If the two year interest rate quoted today is 8.75% and the one year interest rate quoted today is 7.0%, what would be the one year forward rate?

10.53

To calculate the one year forward rate, we can use the formula:

(1 + f)^n = (1 + r2)^t / (1 + r1)^t

Where:
f = one year forward rate
n = number of years
r2 = two year interest rate
r1 = one year interest rate
t = length of time

In this case, we have:

(1 + f)^1 = (1 + 0.0875)^2 / (1 + 0.07)^2

Solving for f:

(1 + f) = ((1 + 0.0875)^2 / (1 + 0.07)^2)^(1/1)

(1 + f) = (1.1856 / 1.1449)^1

(1 + f) = 1.036264004

f = 1.036264004 - 1

f = 0.036264004

Therefore, the one year forward rate would be approximately 3.63%.

To find the one year forward rate, we can use the concept of forward rate agreements (FRAs). The FRA is an agreement between two parties to exchange a fixed interest rate on a notional amount for a specified future period.

In this case, we can assume that the forward rate is calculated based on the expectations of interest rates in the future. The difference between the two year interest rate and the one year interest rate gives us an indication of the market's expectations for the one year forward rate.

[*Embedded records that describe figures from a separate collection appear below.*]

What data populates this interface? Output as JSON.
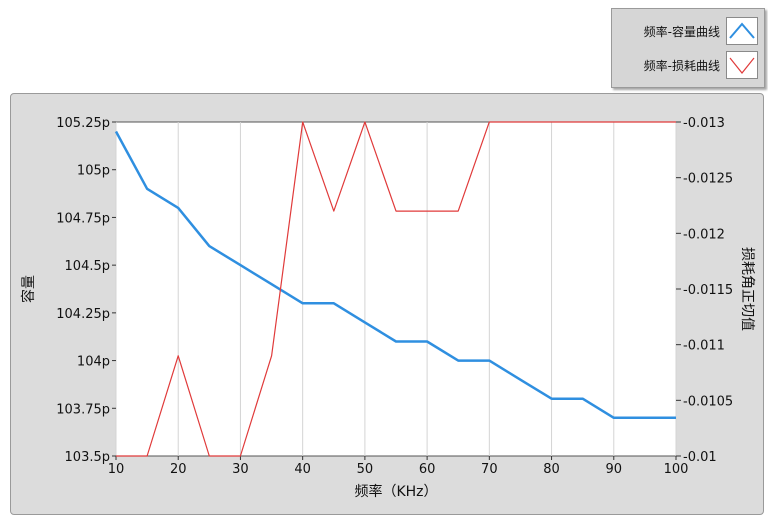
{
  "legend": [
    {
      "label": "频率-容量曲线",
      "color": "#2f8fe0"
    },
    {
      "label": "频率-损耗曲线",
      "color": "#e03a3a"
    }
  ],
  "chart_data": {
    "type": "line",
    "xlabel": "频率（KHz）",
    "ylabel_left": "容量",
    "ylabel_right": "损耗角正切值",
    "xlim": [
      10,
      100
    ],
    "xticks": [
      "10",
      "20",
      "30",
      "40",
      "50",
      "60",
      "70",
      "80",
      "90",
      "100"
    ],
    "ylim_left": [
      103.5,
      105.25
    ],
    "yticks_left": [
      "103.5p",
      "103.75p",
      "104p",
      "104.25p",
      "104.5p",
      "104.75p",
      "105p",
      "105.25p"
    ],
    "ylim_right": [
      0.01,
      0.013
    ],
    "yticks_right": [
      "0.01",
      "0.0105",
      "0.011",
      "0.0115",
      "0.012",
      "0.0125",
      "0.013"
    ],
    "grid": true,
    "x": [
      10,
      15,
      20,
      25,
      30,
      35,
      40,
      45,
      50,
      55,
      60,
      65,
      70,
      75,
      80,
      85,
      90,
      95,
      100
    ],
    "series": [
      {
        "name": "频率-容量曲线",
        "axis": "left",
        "color": "#2f8fe0",
        "values": [
          105.2,
          104.9,
          104.8,
          104.6,
          104.5,
          104.4,
          104.3,
          104.3,
          104.2,
          104.1,
          104.1,
          104.0,
          104.0,
          103.9,
          103.8,
          103.8,
          103.7,
          103.7,
          103.7
        ]
      },
      {
        "name": "频率-损耗曲线",
        "axis": "right",
        "color": "#e03a3a",
        "values": [
          0.01,
          0.01,
          0.0109,
          0.01,
          0.01,
          0.0109,
          0.013,
          0.0122,
          0.013,
          0.0122,
          0.0122,
          0.0122,
          0.013,
          0.013,
          0.013,
          0.013,
          0.013,
          0.013,
          0.013
        ]
      }
    ]
  }
}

To calculate the one year forward rate, we can use the following formula:

Forward Rate = [(1 + Two Year Interest Rate) / (1 + One Year Interest Rate)] - 1

Plugging in the given values:
Forward Rate = [(1 + 0.0875) / (1 + 0.07)] - 1

Calculating the numerator:
(1 + 0.0875) = 1.0875

Calculating the denominator:
(1 + 0.07) = 1.07

Now, plugging in the calculated values:
Forward Rate = (1.0875 / 1.07) - 1

Calculating the division:
1.0875 / 1.07 = 1.0157

Finally, subtracting 1:
Forward Rate = 1.0157 - 1

Calculating the subtraction:
1.0157 - 1 = 0.0157

Therefore, the one year forward rate would be approximately 1.57%.